29.07.2016

Bundesregierung legt Rechtsmittel gegen Urteil des Gerichts der Europäischen Union ein (gegen Feststellung, das EEG 2012 Beihilfe ist)

D
Bundesregierung
Beihilfenrecht
Beihilfeverfahren
EEG

http://bmwi.de/DE/Themen/energie,did=774566.html

Am 19. Juli 2016 hat die Bundesregierung Rechtsmittel gegen das Urteil des Gerichts der Europäischen Union (EuG) vom 10. Mai 2016 eingelegt (Bekanntgabe am 21.07.16), in dem das Gericht die Klage Deutschlands gegen den Beihilfebeschluss der EU-Kommission zum EEG 2012 in erster Instanz abgewiesen hatte. Damit wird die streitige Rechtsfrage nun dem Gerichtshof der Europäischen Union (EuGH) zur Entscheidung vorgelegt. Nach einer ersten vagen Einschätzung zum zeitlichen Ablauf des Verfahrens kann mit einem Urteil ab Herbst 2017 gerechnet werden.

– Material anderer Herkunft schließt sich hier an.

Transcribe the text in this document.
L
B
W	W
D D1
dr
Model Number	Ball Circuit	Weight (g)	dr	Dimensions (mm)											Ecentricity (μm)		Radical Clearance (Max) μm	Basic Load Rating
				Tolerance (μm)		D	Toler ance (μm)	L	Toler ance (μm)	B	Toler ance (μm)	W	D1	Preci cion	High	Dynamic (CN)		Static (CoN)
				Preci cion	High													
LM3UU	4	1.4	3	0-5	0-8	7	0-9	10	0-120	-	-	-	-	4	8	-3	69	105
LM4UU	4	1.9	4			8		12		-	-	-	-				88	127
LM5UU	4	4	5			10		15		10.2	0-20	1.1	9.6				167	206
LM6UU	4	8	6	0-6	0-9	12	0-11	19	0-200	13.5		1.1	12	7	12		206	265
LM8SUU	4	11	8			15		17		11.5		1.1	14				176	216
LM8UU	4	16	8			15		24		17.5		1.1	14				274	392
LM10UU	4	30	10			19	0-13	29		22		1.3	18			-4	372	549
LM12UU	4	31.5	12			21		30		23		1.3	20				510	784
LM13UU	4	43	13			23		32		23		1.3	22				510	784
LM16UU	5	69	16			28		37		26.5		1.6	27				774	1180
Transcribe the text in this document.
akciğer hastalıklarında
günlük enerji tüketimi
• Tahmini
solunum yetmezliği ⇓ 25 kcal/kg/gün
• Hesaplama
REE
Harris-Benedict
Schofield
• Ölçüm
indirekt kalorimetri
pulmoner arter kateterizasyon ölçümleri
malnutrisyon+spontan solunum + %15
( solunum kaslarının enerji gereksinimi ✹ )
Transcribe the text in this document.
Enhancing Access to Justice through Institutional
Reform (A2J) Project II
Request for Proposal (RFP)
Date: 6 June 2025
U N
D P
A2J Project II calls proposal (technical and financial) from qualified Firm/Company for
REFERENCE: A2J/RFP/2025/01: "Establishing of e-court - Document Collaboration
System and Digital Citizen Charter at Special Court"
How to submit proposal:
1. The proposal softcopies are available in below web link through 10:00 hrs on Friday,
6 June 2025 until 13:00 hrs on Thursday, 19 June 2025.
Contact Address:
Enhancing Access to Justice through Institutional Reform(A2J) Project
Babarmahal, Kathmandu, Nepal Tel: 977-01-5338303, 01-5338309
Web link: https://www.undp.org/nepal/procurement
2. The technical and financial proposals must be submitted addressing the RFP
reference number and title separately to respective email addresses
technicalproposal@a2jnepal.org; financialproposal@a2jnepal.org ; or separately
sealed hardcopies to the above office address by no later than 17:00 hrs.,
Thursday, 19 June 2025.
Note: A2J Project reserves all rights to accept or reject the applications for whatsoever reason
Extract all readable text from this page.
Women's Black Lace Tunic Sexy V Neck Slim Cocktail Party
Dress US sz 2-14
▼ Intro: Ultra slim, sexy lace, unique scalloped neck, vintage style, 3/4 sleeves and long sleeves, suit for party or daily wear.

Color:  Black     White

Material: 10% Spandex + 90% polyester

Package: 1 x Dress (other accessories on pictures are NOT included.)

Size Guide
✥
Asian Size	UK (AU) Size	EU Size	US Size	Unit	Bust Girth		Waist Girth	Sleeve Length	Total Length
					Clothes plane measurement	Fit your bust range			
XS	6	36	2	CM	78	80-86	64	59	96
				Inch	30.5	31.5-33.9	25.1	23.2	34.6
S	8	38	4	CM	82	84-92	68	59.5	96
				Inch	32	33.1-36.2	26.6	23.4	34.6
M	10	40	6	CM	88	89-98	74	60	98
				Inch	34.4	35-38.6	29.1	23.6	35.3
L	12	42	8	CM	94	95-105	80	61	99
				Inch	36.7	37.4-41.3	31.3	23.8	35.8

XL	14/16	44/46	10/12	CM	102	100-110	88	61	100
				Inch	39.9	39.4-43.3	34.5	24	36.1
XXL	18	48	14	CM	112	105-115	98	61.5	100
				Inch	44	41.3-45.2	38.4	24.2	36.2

Anm.: Auf die Rechtmäßigkeit des geltenden EEG 2014 und der gerade beschlossenen Neufassung, die am 01.01.2017 in Kraft tritt, hat dieses Verfahren keine Auswirkungen.

Hintergrund:

Das EuG hatte am 10. Mai 2016 im Rechtsstreit zwischen Deutschland und der EU-Kommission zur Einstufung des EEG 2012 verkündet, dass die Wertung des EEG 2012 als Beihilfe seitens der Europäischen Kommission zutreffend gewesen sei. Das Gericht hat damit die Klage Deutschlands insgesamt abgewiesen (vgl. FIW-Bericht vom 11.05.2015).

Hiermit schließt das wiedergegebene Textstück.